Novelist Kim Young-ha says there are "good signs on the horizon" for Korean authors. (Photo courtesy of Charles Montgomery)

The success might stretch further than expected. Kim Young-ha said the English-speaking audience is a fully international one.

   "What is interesting to me is how big the English-speaking audience is internationally," she said. "I was recently at literary festivals in Beijing and Shanghai, and those events were for English-speaking audiences, and the events were quite successful with enthusiastic audiences."

   He also reckons that the increasingly networked world will help Korean literature expand internationally.

   "With Amazon, Kindle and iBook, the globe is becoming smaller, and this increases the chances of (Korean literature) finding more audiences," he said.

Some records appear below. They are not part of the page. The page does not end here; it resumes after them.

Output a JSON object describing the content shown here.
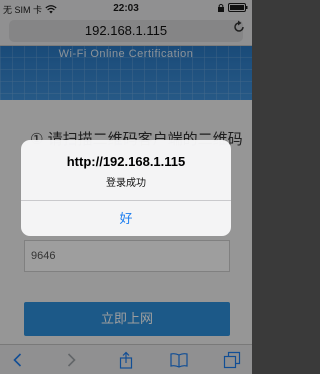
{
  "status_bar": {
    "carrier": "无 SIM 卡",
    "time": "22:03",
    "icons": [
      "wifi-icon",
      "lock-icon",
      "battery-icon"
    ]
  },
  "browser": {
    "url": "192.168.1.115",
    "reload_icon": "reload-icon",
    "toolbar_icons": [
      "back-icon",
      "forward-icon",
      "share-icon",
      "bookmarks-icon",
      "tabs-icon"
    ]
  },
  "page": {
    "hero_title": "Wi-Fi Online Certification",
    "step_text": "① 请扫描二维码客户端的二维码",
    "code_value": "9646",
    "submit_label": "立即上网",
    "colors": {
      "hero": "#2a79c4",
      "button": "#2e90db"
    }
  },
  "alert": {
    "title": "http://192.168.1.115",
    "message": "登录成功",
    "button": "好",
    "colors": {
      "button_text": "#1d7ef0"
    }
  }
}
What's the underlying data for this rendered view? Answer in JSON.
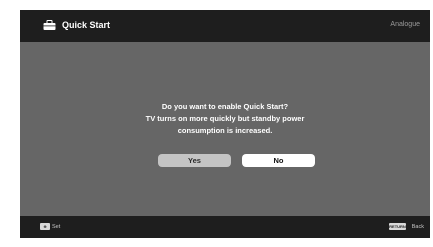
{
  "header": {
    "title": "Quick Start",
    "title_icon": "tv-toolbox-icon",
    "input_label": "Analogue"
  },
  "dialog": {
    "lines": [
      "Do you want to enable Quick Start?",
      "TV turns on more quickly but standby power",
      "consumption is increased."
    ],
    "yes_label": "Yes",
    "no_label": "No",
    "focused_button": "Yes"
  },
  "footer": {
    "set_key_icon": "enter-key-icon",
    "set_key_text": "⊕",
    "set_label": "Set",
    "back_key_icon": "return-key-icon",
    "back_key_text": "RETURN",
    "back_label": "Back"
  },
  "colors": {
    "background": "#666666",
    "bar": "#1e1e1e",
    "text": "#ffffff",
    "focused_button": "#c4c4c4",
    "button": "#ffffff"
  }
}
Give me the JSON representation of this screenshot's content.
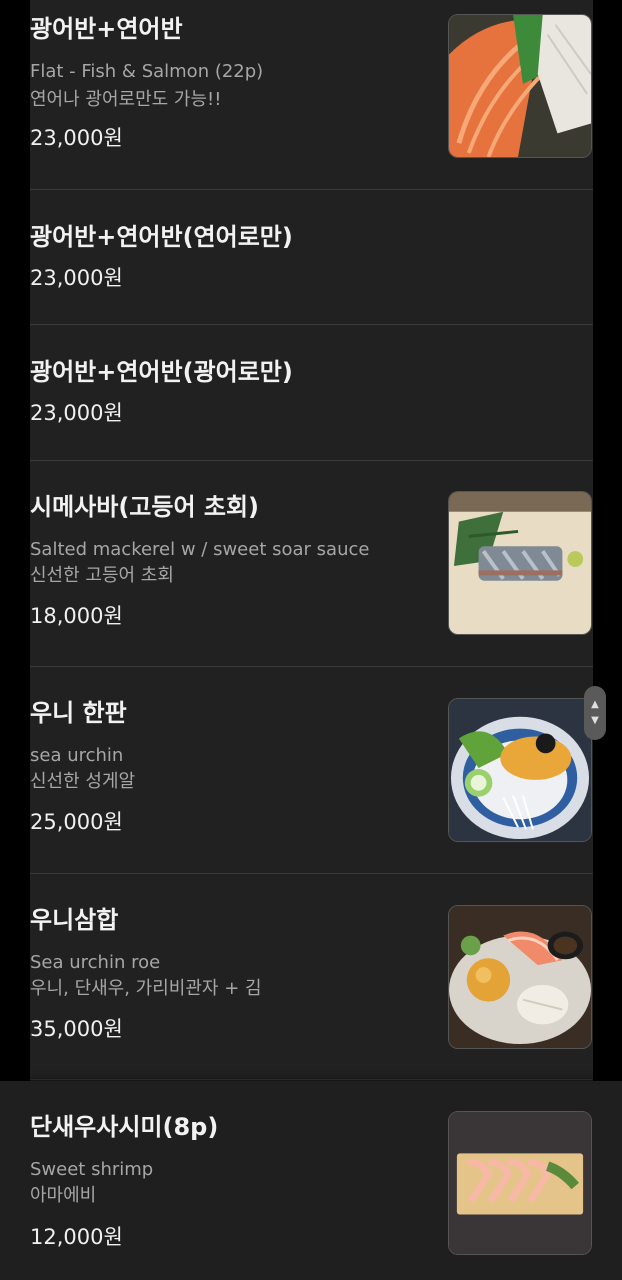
{
  "menu": {
    "items": [
      {
        "name": "광어반+연어반",
        "desc_en": "Flat - Fish & Salmon (22p)",
        "desc_ko": "연어나 광어로만도 가능!!",
        "price": "23,000원",
        "image_icon": "salmon-flatfish-sashimi-photo"
      },
      {
        "name": "광어반+연어반(연어로만)",
        "price": "23,000원"
      },
      {
        "name": "광어반+연어반(광어로만)",
        "price": "23,000원"
      },
      {
        "name": "시메사바(고등어 초회)",
        "desc_en": "Salted mackerel w / sweet soar sauce",
        "desc_ko": "신선한 고등어 초회",
        "price": "18,000원",
        "image_icon": "mackerel-sashimi-photo"
      },
      {
        "name": "우니 한판",
        "desc_en": "sea urchin",
        "desc_ko": "신선한 성게알",
        "price": "25,000원",
        "image_icon": "sea-urchin-photo"
      },
      {
        "name": "우니삼합",
        "desc_en": "Sea urchin roe",
        "desc_ko": "우니, 단새우, 가리비관자 + 김",
        "price": "35,000원",
        "image_icon": "sea-urchin-combo-photo"
      },
      {
        "name": "단새우사시미(8p)",
        "desc_en": "Sweet shrimp",
        "desc_ko": "아마에비",
        "price": "12,000원",
        "image_icon": "sweet-shrimp-photo"
      }
    ]
  },
  "scroll_handle": {
    "up_icon": "chevron-up-icon",
    "down_icon": "chevron-down-icon"
  },
  "colors": {
    "background": "#000000",
    "panel": "#212121",
    "text_primary": "#f2f2f2",
    "text_secondary": "#a6a6a6",
    "divider": "#3a3a3a"
  }
}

   A look at Amazon reveals that this seems to be true, as international reviews of Korean fiction are on the upswing. Even better, readers are leaving extremely positive reviews. Reviews of "Please Look After Mom" include comments like, "an exceptional novel," "It was extraordinarily emotional," and "intense and extremely moving." "Your Republic Is Calling You" is called "beautifully written" and "mesmerizing."

   It seems as though the time for an international breakthrough for Korean literature is finally at hand.

   "There are (Korean) voices that need to be heard, and there are enough different approaches to literature that readers shouldn't get bored in the near future," Fulton said.